West Virginia has a specific statute that covers some dog bite cases, while other cases are governed by the state's common (or court-made) law. In this article we'll look at both types of dog bite law in West Virginia. We'll also examine the time limits for filing a dog bite lawsuit in a West Virginia court, and we'll talk about the defenses available to dog owners who these kinds of legal claims.
West Virginia's statute of limitations limits the amount of time an injured person has to file a personal injury lawsuit in the state's civil court system.
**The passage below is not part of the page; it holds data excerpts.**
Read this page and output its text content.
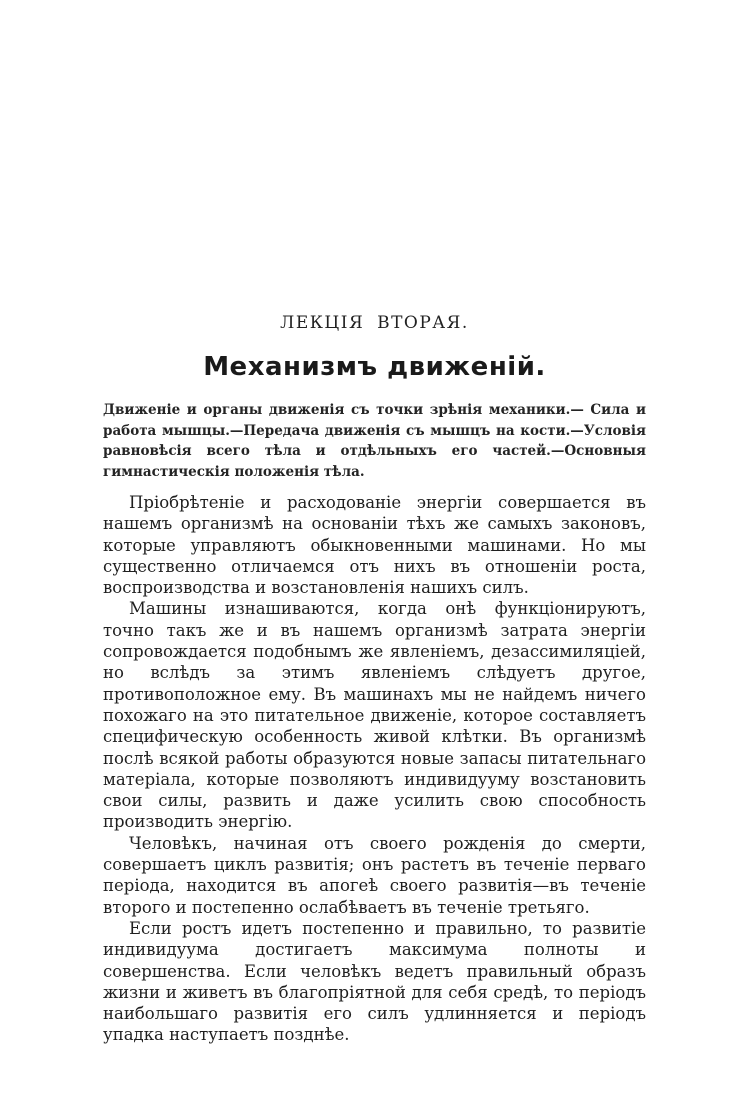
ЛЕКЦІЯ ВТОРАЯ.
Механизмъ движеній.
Движеніе и органы движенія съ точки зрѣнія механики.— Сила и работа мышцы.—Передача движенія съ мышцъ на кости.—Условія равновѣсія всего тѣла и отдѣльныхъ его частей.—Основныя гимнастическія положенія тѣла.

Пріобрѣтеніе и расходованіе энергіи совершается въ нашемъ организмѣ на основаніи тѣхъ же самыхъ законовъ, которые управляютъ обыкновенными машинами. Но мы существенно отличаемся отъ нихъ въ отношеніи роста, воспроизводства и возстановленія нашихъ силъ.

Машины изнашиваются, когда онѣ функціонируютъ, точно такъ же и въ нашемъ организмѣ затрата энергіи сопровождается подобнымъ же явленіемъ, дезассимиляціей, но вслѣдъ за этимъ явленіемъ слѣдуетъ другое, противоположное ему. Въ машинахъ мы не найдемъ ничего похожаго на это питательное движеніе, которое составляетъ специфическую особенность живой клѣтки. Въ организмѣ послѣ всякой работы образуются новые запасы питательнаго матеріала, которые позволяютъ индивидууму возстановить свои силы, развить и даже усилить свою способность производить энергію.

Человѣкъ, начиная отъ своего рожденія до смерти, совершаетъ циклъ развитія; онъ растетъ въ теченіе перваго періода, находится въ апогеѣ своего развитія—въ теченіе второго и постепенно ослабѣваетъ въ теченіе третьяго.

Если ростъ идетъ постепенно и правильно, то развитіе индивидуума достигаетъ максимума полноты и совершенства. Если человѣкъ ведетъ правильный образъ жизни и живетъ въ благопріятной для себя средѣ, то періодъ наибольшаго развитія его силъ удлинняется и періодъ упадка наступаетъ позднѣе.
West Virginia's time limit falls two years after the date of the injury in most situations.
Cases that are filed after the two-year deadline has passed are nearly always thrown out by the court, so it's important to carefully mind the deadline in order to protect your right to your "day in court."
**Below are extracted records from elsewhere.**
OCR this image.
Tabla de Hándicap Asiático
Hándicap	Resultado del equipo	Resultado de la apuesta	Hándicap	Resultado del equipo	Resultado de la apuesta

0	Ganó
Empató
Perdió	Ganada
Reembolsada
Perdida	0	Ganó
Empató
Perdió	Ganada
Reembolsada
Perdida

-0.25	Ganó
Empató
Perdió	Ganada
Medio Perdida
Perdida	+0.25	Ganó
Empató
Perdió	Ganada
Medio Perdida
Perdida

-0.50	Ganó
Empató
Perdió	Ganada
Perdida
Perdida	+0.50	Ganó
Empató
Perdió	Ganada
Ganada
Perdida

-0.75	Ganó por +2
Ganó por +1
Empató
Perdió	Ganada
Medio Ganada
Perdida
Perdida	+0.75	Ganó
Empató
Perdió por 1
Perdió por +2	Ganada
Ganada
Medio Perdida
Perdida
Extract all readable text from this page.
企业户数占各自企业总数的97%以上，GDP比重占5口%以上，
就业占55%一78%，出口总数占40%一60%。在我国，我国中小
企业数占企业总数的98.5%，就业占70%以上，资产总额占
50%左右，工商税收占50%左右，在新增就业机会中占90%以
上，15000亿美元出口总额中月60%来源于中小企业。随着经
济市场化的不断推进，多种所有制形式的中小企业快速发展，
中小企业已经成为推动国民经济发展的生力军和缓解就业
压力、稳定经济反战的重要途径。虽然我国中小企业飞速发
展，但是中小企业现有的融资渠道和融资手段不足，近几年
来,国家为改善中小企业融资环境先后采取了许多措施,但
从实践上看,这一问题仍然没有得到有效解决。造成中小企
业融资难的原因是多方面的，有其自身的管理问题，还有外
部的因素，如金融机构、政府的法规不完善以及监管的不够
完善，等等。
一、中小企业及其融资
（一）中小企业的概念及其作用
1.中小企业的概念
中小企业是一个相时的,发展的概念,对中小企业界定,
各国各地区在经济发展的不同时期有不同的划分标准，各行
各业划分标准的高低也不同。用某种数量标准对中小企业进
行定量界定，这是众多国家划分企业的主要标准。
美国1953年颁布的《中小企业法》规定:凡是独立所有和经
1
West Virginia's dog bite statute, section 19-20-13 of the West Virginia Code, imposes strict liability on the owner or keeper of a dog that causes injury after its owner or keeper has allowed it to run at large.
In this context, "strict liability" means that the injured person does not have to prove that the owner or keeper knew the dog would act aggressively or cause injuries. The fact that the owner or keeper let the dog run at large and the dog caused injury is enough to make the owner or keeper responsible for damages.
If a dog causes injury on the owner's property, or because someone other than the owner or keeper allowed the dog to run at large, West Virginia's strict liability dog bite statute does not apply. Instead, the injured person must bring a case based either on negligence principles or on West Virginia's "one bite rule."
Under the one bite rule, the injured person must prove not only that the dog caused the injury, but that the owner knew (or had reason to know) the dog was dangerous. Without this knowledge, the owner cannot typically be held liable for the injuries the dog caused, even if serious harm or death resulted.
A dog owner facing a dog bite lawsuit in West Virginia may raise one of a number of defenses.
First, because West Virginia's dog bite statute requires the owner or keeper to have allowed the dog to run at large, the first defense many dog owners raise is either that the dog was not running "at large" or that, if the dog was running at large, the owner was not the one who allowed it to do so. While this argument does not absolve the owner of responsibility for the injuries, it does require the injured person to prove the owner knew or should have known the dog would act aggressively.
One specific instance in which the "at large" argument applies is if the injured person was trespassing on property belonging to the dog's owner or keeper when the injury occurred. Property owner liability for trespasser injuries is limited in many contexts. Here, it is limited by the West Virginia dog bite statute: if the dog was on its owner's property when it injured a trespasser, it was not "at large."
If the dog's owner can demonstrate that the dog was not "at large" and that the "one bite rule" applies, he or she may be able to avoid liability by proving that the owner didn't know and couldn't reasonably have known the dog would act in a way that caused injury.